К слову, я обратил внимание на то, что президенты Путин и Буш в Братиславе обсуждали вопрос о демократии в России. На пресс-конференции Буш сказал: я верю слову Путина. Действительно, мы живем в России уже в таком обществе, что назад дороги нет. Но тут есть нюансы…
— Какие?
— Как-то я беседовал с бывшим французским премьером Барром. Он говорит: «Я ведь понимаю Путина. Ему, чтобы изменить сложившуюся ситуацию, без отдельных авторитарных шагов не обойтись». Далее спрашивает: «Не пойдет ли он на создание нового авторитаризма?». «Не пойдет. Это другой человек, — был мой ответ. — Но я с вами согласен — иногда невозможно обойтись без авторитарных действий».
— Почему вы ими не воспользовались ради сохранения СССР?
— Я обсуждал сам с собой — с кем еще обсуждать — этот вопрос. И принял то решение, какое принял. Пусть решают Верховные советы (союзных республик), у них лежат проект Союзного договора, разработанный уже после путча, и документы, принятые в Беловежской Пуще.
Еще говорят: почему не арестовал Ельцина? Но вы же его только избрали. Процесс должен идти по Конституции (действовавшая Конституция СССР юридически допускала добровольный выход союзных республик из Союза. — Г.А.). Имеют ли руководители трех республик (РСФСР, УССР, БССР — первоначальных основателей СССР) законные полномочия от своих Верховных советов? А народ спросили: желает ли он покинуть Союз? Независимость народ-то воспринимал как независимость в рамках Союза. Не как отделение. Вот в чем главный вопрос. Я об этом говорил, но меня не услышали. Виню больше себя: наверное, не так говорил и объяснял происходящее.

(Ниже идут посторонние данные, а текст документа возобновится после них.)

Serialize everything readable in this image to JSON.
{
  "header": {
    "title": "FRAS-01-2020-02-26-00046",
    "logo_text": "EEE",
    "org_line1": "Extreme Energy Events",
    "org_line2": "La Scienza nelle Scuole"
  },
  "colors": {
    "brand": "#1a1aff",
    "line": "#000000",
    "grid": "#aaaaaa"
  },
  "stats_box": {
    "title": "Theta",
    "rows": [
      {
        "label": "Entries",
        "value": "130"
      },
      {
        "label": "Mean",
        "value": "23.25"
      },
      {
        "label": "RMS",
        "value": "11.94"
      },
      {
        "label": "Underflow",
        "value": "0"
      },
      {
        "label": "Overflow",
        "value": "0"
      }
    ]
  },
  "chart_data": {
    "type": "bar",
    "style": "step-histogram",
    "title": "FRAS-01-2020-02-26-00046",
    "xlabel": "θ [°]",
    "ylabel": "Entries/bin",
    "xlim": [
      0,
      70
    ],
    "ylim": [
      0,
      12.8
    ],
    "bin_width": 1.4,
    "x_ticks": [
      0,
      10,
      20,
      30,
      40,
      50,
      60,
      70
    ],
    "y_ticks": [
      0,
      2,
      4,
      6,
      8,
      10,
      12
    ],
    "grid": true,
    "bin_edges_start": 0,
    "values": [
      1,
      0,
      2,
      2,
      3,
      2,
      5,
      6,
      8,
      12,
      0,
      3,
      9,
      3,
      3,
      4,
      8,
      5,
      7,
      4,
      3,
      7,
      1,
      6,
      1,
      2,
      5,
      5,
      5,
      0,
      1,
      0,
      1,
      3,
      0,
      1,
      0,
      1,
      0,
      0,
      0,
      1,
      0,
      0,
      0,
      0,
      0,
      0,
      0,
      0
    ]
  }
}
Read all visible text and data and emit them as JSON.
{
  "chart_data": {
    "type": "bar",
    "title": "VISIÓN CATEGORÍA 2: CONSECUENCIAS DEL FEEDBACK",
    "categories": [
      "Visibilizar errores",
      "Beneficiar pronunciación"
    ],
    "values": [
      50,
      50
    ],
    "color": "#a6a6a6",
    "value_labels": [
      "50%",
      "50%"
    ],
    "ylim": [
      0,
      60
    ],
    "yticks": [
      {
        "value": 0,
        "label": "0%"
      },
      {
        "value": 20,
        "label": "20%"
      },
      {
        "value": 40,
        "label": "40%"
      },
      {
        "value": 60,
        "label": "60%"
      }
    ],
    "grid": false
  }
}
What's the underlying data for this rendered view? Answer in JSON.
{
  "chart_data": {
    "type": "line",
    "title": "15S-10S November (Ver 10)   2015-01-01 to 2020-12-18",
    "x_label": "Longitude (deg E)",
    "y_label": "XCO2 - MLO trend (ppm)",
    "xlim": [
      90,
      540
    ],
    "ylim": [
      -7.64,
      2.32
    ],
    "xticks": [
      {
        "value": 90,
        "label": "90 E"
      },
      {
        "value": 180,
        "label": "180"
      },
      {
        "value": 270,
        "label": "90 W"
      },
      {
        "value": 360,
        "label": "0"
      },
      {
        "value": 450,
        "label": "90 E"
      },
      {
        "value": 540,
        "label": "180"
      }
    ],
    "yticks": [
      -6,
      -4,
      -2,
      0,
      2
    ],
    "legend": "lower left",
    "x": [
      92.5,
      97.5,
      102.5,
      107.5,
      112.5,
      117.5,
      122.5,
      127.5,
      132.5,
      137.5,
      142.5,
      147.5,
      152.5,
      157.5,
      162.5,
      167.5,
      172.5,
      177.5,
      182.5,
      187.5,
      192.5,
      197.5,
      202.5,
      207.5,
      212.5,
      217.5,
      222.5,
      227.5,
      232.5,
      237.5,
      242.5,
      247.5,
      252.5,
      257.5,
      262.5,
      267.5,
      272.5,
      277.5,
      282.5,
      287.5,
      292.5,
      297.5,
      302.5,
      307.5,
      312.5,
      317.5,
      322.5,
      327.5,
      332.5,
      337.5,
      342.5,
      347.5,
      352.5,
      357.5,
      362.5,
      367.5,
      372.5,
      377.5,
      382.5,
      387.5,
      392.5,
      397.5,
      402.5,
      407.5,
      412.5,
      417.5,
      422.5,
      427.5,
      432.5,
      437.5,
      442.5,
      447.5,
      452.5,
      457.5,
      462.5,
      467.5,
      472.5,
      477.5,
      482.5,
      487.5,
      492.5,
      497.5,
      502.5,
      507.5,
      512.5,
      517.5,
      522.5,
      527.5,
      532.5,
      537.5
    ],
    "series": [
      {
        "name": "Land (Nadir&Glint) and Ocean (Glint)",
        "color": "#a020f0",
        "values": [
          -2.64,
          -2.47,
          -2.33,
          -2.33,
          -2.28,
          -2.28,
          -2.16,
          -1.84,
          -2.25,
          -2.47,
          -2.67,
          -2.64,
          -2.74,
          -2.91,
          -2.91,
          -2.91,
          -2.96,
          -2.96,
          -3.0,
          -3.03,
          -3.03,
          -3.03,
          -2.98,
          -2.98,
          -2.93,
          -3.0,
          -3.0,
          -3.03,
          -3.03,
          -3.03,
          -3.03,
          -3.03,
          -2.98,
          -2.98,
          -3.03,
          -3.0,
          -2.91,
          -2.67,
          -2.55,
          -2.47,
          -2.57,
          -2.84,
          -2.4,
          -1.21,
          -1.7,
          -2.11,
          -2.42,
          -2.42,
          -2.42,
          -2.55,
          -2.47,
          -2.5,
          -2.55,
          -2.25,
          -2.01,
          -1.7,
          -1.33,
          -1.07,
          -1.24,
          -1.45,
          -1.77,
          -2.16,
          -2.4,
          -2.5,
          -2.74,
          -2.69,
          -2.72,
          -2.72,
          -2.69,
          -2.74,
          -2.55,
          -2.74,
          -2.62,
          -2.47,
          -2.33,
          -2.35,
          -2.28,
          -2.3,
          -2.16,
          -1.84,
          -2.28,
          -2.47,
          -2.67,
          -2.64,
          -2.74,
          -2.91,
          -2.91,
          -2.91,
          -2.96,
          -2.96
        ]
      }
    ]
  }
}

Но беловежская «тройка» ведь знала процедуру выхода из Союза. Пусть сперва Верховные советы выскажутся. Потом съезд. Нет. Они очень торопились. Все-таки это не просто заблуждение — это жажда власти.
— Быть или не быть? Быть или нет в Кремле? В этом был оставленный вам последний выбор?
— Тогда я сам все решал… Единолично. Нет… вдвоем, со своей совестью. Быть мне в Кремле или не быть? Мое законное кресло или судьба народа? Правда закона или кровь народа? Моя личная судьба или судьба народа? Отстаивать свое кресло с боем я не хотел. Я не сомневаюсь, что этот выбор мой был самый правильный. Это выбор человека-президента. А не президента-бюрократа. Я не жалею, что человек победил во мне президента.
— Вы первый в истории России после 1917 года бывший глава государства, который после своей отставки не расстрелян, не упрятан в Мавзолей, не упрятан на даче… Нам, россиянам, льстит, что у нас, как и у американцев, уже есть свои живые и здравствующие бывшие президенты. Черт побери, приятно иметь за спиной уже такое, как «там». Как вам живется среди народа после отставки?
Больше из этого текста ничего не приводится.